3.3. Gelet op hetgeen hiervoor in 3.1 en 3.2 is overwogen kan 's Hofs uitspraak niet in stand blijven voor zover het de vergoeding van griffierecht en proceskosten ter zake van het geding voor de Rechtbank betreft.

3.4. De Hoge Raad kan de zaak afdoen. De uitspraak van het Hof en de stukken van het geding bevatten geen aanwijzingen dat sprake is van bijzondere omstandigheden op grond waarvan in dit geval toekenning van een vergoeding voor de kosten van beroepsmatig verleende rechtsbijstand in de beroepsfase achterwege zou kunnen blijven.

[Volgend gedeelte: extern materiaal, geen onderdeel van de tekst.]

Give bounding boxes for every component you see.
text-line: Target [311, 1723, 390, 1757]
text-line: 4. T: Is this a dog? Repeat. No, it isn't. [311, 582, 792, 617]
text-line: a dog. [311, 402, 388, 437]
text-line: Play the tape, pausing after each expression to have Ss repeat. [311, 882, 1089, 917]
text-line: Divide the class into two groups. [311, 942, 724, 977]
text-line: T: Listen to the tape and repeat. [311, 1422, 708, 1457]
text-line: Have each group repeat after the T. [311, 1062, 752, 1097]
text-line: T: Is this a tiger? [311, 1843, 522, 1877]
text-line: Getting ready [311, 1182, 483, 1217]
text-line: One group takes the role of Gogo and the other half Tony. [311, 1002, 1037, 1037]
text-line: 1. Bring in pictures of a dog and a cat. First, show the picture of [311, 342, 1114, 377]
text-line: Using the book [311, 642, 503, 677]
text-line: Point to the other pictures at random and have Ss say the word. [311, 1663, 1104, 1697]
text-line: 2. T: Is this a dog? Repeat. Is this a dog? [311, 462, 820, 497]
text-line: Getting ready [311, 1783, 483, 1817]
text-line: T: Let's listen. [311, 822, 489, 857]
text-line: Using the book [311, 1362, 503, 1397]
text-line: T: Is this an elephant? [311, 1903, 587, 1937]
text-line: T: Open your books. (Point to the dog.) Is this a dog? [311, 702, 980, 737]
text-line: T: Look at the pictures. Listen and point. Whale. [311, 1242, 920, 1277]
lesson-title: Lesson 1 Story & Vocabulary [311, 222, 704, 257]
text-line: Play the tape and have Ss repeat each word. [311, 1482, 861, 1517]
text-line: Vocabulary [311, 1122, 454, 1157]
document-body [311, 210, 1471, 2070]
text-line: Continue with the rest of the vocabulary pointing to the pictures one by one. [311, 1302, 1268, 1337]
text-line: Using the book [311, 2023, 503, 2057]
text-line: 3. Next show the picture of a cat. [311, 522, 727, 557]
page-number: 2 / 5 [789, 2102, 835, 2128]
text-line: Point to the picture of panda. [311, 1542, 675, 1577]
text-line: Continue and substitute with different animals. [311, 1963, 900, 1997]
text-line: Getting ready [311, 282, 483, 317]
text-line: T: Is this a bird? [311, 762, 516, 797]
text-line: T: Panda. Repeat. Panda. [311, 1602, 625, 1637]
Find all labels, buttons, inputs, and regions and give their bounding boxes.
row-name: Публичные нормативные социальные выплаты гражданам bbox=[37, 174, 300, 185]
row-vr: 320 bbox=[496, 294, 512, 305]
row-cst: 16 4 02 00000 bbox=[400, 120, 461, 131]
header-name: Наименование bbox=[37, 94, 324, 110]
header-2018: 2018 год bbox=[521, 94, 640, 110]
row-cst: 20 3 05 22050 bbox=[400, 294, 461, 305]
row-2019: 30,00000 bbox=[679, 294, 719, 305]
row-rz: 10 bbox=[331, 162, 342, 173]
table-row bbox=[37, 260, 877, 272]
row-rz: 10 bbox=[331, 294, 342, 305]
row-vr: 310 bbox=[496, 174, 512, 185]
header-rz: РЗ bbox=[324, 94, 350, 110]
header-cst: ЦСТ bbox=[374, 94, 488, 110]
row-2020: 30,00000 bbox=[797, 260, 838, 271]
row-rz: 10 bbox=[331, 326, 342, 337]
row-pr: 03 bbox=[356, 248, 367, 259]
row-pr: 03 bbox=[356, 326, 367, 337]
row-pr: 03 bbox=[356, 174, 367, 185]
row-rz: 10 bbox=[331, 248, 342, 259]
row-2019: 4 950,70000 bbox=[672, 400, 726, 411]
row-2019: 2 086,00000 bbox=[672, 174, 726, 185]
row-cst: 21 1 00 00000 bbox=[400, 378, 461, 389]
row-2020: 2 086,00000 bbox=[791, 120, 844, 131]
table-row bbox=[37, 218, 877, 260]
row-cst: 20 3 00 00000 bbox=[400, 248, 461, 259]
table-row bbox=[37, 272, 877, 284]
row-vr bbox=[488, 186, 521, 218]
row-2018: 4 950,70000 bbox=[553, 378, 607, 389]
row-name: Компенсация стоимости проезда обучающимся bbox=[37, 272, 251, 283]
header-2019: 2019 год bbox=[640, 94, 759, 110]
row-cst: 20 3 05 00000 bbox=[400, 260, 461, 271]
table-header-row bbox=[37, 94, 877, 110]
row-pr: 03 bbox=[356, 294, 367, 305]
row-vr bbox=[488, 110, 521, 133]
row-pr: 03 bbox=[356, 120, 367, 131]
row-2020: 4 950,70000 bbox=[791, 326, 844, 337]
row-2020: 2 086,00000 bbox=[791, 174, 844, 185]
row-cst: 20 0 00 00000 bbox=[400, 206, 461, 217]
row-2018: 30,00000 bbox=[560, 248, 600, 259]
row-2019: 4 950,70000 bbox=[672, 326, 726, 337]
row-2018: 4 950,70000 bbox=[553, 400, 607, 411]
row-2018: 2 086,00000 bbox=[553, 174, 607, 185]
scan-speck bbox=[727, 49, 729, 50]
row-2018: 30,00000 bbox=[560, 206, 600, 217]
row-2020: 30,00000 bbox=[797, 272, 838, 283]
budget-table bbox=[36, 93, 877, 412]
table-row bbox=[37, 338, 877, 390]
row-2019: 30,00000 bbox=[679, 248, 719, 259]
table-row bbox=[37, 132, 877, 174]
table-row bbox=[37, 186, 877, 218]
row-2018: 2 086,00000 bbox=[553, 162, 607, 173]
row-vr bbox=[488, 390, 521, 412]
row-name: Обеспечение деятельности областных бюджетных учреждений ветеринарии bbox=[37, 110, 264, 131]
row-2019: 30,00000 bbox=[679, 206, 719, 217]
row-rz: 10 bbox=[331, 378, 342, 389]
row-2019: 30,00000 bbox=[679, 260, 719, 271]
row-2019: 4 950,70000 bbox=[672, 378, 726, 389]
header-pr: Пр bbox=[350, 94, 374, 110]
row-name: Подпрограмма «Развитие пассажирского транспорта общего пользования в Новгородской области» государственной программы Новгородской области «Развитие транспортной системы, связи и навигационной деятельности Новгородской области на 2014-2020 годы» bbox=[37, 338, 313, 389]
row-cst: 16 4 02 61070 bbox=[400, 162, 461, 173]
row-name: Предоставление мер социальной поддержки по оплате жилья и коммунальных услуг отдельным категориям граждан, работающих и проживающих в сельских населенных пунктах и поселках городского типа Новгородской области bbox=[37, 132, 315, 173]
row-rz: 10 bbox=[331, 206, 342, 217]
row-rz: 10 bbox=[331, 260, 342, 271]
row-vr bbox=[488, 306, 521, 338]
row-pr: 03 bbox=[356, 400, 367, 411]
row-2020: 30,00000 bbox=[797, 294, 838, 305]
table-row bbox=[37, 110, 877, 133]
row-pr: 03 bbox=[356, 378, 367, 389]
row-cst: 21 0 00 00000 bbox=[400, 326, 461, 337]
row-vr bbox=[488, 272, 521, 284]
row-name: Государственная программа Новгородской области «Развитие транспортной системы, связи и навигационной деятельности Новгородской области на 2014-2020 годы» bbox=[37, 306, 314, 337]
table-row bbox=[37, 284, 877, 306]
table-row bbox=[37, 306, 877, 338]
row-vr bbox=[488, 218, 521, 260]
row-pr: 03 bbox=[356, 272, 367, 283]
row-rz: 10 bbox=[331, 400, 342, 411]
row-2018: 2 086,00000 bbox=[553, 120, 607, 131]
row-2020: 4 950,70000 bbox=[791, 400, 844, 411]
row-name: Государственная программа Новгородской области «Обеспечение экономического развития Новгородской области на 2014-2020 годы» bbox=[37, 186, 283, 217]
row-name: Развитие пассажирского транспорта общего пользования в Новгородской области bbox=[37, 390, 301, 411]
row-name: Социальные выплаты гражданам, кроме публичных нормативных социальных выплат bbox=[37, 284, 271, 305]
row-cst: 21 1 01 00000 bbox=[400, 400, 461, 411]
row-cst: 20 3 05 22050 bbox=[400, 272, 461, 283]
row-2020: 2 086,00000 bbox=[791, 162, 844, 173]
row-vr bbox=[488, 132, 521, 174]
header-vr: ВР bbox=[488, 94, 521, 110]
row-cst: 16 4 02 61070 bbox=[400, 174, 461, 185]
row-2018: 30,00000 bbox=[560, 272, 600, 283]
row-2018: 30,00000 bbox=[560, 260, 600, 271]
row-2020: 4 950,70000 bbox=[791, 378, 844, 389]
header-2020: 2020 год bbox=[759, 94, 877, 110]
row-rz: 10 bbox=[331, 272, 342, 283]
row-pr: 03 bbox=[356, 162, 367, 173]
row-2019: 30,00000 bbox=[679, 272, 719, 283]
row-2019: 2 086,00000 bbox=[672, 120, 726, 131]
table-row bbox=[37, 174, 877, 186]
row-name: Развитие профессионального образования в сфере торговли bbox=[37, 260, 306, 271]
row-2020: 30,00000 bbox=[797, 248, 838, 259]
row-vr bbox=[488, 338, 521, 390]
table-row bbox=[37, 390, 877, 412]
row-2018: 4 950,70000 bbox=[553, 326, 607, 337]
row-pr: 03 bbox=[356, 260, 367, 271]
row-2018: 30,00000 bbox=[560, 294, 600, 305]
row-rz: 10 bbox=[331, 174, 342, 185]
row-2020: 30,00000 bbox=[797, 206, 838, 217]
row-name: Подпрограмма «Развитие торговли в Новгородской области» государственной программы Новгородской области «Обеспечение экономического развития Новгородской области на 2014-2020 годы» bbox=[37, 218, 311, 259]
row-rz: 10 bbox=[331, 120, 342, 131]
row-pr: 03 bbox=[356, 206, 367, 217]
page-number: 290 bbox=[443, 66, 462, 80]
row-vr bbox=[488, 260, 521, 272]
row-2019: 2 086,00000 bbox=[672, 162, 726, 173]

De door de Inspecteur ter zake aan belanghebbende te vergoeden proceskosten worden gesteld op 2 (beroepschrift en verschijnen ter zitting) maal 0,25 (wegingsfactor) maal € 437 = € 218,50. Het voor de procedure bij de Rechtbank betaalde griffierecht, dat door de Inspecteur vergoed moet worden, bedraagt € 41.

4. Proceskosten

De Staatssecretaris van Financiën zal worden veroordeeld in de kosten van het geding in cassatie.

5. Beslissing

De Hoge Raad:

verklaart het beroep in cassatie gegrond,

vernietigt de uitspraak van het Hof, doch uitsluitend voor zover daarbij een veroordeling van de Inspecteur tot vergoeding van het door belanghebbende bij de Rechtbank betaalde griffierecht alsmede een vergoeding van de proceskosten aan de zijde van belanghebbende ter zake van het geding voor de Rechtbank achterwege is gebleven,

gelast dat de Inspecteur aan belanghebbende vergoedt het bij de Rechtbank betaalde griffierecht ter zake van de behandeling van de zaak voor de Rechtbank ten bedrage van € 41,

veroordeelt de Inspecteur in de kosten van het geding voor de Rechtbank aan de zijde van belanghebbende, vastgesteld op € 218,50 voor beroepsmatig verleende rechtsbijstand,

gelast dat de Staat aan belanghebbende vergoedt het door deze ter zake van de behandeling van het beroep in cassatie verschuldigd geworden griffierecht ten bedrage van € 112, en

veroordeelt de Staatssecretaris van Financiën in de kosten van het geding in cassatie aan de zijde van belanghebbende, vastgesteld op € 218,50 voor beroepsmatig verleende rechtsbijstand.

Dit arrest is gewezen door de raadsheer C. Schaap als voorzitter, en de raadsheren M.W.C. Feteris en Th. Groeneveld, in tegenwoordigheid van de waarnemend griffier A.I. Boussak-Leeksma, en in het openbaar uitgesproken op 15 juni 2012.